Killer immunoglobulin-like receptor (KIR) and KIR-ligand (KIRL) interactions play an important role in natural killer (NK) cell mediated graft versus leukemia effect following hematopoietic cell transplantation (HCT). However, there is considerable heterogeneity in the KIR gene and KIRL content in individuals, making it difficult to estimate the full clinical impact of NK cell reconstitution following HCT. Here, a novel adaptive mathematical model designed to quantify these interactions is presented to better assess the influence of NK cell-mediated alloreactivity on transplant outcomes.
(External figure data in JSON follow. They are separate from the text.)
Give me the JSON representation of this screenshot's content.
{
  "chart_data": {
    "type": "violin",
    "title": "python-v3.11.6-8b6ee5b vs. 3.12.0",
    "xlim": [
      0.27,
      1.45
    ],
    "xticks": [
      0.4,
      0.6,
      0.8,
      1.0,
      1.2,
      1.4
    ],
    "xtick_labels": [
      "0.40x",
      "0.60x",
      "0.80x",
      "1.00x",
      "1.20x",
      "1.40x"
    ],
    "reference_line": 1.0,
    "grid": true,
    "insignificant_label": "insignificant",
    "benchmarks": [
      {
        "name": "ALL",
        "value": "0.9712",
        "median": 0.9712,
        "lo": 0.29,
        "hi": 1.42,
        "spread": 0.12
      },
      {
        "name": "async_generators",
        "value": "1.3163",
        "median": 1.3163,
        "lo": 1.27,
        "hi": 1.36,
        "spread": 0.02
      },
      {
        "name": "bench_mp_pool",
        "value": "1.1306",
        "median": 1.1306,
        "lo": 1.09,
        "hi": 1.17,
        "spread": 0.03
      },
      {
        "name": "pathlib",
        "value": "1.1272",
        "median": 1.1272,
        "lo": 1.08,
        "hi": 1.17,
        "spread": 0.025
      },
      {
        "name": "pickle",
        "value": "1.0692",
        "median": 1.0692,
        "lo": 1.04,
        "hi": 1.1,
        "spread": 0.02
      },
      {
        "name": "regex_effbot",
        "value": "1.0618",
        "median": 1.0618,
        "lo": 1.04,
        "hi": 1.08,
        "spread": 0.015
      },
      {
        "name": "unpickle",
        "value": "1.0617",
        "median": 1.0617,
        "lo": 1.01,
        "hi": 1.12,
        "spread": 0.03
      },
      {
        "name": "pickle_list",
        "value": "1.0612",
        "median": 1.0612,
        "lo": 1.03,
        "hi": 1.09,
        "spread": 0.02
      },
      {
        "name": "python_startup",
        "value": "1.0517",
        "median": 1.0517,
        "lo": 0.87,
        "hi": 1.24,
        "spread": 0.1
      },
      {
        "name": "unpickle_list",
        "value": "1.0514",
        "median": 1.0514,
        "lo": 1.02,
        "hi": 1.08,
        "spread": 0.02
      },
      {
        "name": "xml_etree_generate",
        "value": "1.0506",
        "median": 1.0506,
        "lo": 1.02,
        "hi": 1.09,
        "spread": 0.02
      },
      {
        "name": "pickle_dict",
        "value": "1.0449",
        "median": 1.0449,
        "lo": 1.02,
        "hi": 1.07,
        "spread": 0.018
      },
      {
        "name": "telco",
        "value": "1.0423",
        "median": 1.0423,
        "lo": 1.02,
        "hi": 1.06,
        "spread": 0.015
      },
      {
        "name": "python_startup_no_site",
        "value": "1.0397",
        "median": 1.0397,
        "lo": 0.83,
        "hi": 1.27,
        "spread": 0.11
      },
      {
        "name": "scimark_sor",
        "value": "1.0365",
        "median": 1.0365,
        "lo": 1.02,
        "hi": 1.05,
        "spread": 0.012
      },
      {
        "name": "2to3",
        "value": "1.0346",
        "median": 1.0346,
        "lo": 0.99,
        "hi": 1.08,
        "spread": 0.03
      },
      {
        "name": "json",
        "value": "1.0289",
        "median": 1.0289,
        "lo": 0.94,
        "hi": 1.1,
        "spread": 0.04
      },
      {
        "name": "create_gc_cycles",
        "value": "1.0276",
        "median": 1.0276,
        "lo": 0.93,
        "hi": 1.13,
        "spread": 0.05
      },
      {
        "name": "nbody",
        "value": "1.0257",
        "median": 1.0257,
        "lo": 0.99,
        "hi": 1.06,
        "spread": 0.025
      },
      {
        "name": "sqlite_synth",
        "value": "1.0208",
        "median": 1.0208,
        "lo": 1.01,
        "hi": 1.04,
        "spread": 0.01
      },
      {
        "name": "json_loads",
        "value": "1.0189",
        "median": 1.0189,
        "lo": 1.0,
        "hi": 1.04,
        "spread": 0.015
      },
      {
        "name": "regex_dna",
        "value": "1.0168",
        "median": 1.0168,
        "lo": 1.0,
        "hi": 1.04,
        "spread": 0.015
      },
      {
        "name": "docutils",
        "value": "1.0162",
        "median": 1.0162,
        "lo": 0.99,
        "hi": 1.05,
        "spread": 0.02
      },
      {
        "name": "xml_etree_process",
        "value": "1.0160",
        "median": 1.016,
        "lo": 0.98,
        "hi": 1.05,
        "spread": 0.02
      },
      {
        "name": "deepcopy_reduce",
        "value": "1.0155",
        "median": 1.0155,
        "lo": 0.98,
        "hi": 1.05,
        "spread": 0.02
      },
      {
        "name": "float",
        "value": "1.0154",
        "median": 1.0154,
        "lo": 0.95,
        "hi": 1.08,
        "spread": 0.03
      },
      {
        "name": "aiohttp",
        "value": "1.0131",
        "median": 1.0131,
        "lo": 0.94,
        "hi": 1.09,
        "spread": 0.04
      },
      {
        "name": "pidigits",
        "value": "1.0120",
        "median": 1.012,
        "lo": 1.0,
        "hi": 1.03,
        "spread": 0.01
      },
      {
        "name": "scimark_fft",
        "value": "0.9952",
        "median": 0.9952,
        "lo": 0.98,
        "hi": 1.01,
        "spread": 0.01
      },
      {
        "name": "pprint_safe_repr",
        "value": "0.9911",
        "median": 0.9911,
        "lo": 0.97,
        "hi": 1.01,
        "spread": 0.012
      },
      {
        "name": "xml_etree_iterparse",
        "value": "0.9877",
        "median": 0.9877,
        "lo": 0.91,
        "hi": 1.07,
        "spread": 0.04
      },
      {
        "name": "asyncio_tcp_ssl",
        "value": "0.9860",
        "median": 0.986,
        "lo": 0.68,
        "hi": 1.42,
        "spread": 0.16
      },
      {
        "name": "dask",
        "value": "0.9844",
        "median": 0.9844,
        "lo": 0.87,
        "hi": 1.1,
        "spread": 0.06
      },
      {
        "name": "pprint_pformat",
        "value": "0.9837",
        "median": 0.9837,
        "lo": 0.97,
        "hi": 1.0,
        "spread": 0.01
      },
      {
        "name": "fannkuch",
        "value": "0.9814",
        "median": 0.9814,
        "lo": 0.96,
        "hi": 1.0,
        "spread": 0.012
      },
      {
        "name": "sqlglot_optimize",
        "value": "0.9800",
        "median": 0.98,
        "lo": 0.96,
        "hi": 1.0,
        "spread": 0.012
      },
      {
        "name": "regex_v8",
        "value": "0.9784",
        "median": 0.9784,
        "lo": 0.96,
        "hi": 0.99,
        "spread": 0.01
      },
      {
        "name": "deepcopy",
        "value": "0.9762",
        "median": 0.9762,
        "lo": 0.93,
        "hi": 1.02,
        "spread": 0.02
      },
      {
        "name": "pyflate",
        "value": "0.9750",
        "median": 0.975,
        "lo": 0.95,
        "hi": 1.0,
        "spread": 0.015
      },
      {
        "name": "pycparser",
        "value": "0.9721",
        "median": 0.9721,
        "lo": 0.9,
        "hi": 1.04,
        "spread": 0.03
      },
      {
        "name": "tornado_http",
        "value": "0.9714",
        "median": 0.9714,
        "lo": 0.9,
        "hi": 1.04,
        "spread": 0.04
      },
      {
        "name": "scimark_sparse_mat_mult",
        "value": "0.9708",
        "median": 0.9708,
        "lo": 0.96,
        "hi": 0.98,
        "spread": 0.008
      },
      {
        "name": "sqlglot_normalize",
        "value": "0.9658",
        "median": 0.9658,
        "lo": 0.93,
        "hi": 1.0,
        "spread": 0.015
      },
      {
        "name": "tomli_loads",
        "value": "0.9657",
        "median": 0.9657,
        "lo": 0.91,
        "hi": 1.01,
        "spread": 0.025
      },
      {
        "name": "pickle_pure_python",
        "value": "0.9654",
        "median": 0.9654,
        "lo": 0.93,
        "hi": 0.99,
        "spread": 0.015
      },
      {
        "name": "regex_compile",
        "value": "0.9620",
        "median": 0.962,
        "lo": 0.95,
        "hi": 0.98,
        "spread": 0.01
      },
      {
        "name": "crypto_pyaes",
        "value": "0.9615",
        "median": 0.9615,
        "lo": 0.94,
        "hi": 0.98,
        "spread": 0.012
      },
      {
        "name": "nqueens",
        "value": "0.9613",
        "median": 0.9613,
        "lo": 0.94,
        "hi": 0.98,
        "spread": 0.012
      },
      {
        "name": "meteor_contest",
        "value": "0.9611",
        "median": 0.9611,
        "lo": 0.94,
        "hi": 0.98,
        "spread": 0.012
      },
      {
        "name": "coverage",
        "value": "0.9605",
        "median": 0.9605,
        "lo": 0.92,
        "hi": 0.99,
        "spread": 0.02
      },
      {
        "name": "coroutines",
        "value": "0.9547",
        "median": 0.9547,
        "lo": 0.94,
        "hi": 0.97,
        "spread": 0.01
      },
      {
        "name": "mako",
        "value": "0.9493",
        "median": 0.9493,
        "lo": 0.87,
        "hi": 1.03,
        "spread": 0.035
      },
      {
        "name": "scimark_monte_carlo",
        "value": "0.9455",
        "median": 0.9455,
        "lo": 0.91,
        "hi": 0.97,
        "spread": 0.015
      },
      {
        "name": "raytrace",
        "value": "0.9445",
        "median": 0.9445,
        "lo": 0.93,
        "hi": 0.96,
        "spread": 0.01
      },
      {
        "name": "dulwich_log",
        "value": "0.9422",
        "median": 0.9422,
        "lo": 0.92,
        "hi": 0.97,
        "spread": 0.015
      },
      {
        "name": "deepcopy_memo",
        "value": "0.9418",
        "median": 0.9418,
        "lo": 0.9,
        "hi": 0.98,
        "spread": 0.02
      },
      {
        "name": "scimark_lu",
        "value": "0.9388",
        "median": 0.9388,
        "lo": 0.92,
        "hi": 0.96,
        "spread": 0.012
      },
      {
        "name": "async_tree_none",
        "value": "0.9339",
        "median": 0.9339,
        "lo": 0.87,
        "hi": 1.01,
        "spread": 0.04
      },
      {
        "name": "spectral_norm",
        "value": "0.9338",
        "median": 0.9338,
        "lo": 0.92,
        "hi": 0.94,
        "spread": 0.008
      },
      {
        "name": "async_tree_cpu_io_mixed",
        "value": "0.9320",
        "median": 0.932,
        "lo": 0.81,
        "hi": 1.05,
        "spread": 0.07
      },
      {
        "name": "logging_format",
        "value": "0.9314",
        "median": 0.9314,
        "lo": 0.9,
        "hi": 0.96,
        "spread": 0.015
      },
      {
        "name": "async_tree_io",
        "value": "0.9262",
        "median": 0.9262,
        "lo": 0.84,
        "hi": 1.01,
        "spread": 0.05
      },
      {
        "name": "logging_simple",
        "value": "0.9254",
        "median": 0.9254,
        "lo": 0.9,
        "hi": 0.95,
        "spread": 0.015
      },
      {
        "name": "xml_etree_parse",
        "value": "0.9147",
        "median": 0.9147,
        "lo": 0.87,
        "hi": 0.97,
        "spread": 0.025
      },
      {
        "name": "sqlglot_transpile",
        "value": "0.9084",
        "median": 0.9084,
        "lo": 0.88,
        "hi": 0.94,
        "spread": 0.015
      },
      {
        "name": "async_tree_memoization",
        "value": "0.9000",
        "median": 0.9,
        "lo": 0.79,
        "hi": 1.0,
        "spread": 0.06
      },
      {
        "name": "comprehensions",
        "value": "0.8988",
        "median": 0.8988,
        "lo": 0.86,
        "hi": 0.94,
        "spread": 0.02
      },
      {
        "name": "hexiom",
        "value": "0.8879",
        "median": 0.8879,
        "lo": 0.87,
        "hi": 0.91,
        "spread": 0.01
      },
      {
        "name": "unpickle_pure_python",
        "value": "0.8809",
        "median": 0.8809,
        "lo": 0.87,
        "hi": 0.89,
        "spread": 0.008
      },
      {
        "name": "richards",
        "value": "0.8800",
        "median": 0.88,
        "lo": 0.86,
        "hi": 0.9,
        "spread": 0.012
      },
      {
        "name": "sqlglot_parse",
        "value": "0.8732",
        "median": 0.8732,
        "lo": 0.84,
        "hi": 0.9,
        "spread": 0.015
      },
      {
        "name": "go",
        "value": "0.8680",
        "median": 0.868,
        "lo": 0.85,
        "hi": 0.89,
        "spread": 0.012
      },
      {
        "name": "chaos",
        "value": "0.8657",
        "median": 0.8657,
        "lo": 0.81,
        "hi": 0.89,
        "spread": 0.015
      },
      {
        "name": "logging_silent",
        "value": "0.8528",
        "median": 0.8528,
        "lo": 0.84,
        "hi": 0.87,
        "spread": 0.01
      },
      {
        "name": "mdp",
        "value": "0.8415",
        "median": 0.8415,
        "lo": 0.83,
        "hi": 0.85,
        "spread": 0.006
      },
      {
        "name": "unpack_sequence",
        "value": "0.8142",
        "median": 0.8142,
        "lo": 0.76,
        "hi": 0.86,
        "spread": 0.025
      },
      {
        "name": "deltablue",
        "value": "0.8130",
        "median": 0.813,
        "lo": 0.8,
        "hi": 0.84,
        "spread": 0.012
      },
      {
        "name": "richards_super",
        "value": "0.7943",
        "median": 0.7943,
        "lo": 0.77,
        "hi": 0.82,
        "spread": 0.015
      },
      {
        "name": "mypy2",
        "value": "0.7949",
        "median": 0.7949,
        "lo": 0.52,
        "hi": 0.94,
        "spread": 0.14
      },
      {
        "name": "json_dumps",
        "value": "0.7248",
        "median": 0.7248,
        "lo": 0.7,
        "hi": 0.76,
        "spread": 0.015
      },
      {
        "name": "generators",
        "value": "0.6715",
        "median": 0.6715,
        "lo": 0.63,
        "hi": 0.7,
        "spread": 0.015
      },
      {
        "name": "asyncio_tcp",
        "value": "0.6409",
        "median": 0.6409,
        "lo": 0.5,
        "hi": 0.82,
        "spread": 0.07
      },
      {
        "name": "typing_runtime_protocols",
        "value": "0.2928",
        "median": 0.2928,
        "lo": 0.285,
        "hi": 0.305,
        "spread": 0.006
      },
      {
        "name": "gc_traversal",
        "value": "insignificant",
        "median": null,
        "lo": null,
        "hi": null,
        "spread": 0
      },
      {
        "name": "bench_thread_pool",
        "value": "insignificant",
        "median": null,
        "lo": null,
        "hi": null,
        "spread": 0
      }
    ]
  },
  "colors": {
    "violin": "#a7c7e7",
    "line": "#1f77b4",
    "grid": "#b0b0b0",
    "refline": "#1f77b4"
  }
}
Ninety-eight HLA matched unrelated donor (URD) HCT recipients were retrospectively studied. The KIR-KIRL interactions were quantified using a system of matrix equations. Unit values were ascribed to each KIR-KIRL interaction and directionality of interactions was denoted by, either a positive (activating) or negative symbol (inhibition); these interactions were then summed. The absolute values of both the missing KIRL as well as inhibitory KIR-KIRL interactions were significantly associated with overall survival and relapse. These score components were initially used to develop a weighted (w-KIR Score) and subsequently a simplified, non-weighted KIR-KIRL interaction scores (IM-KIR Score). Increased w-KIR Score and IM-KIR Score were both predictive of all-cause mortality and relapse; w-KIR score HR of 0.37 (P=0.001) and 0.44 (P=0.044) respectively; IM-KIR score HR of 0.5 (P=0.049) and 0.44 (P=0.002) respectively. IM-KIR score was also associated with NK cell reconstitution post HCT. KIR-KIRL interactions as reflected by the w-KIR and IM-KIR scores influence both relapse risk and survival in recipients of HLA matched URD HCT with hematological malignancies.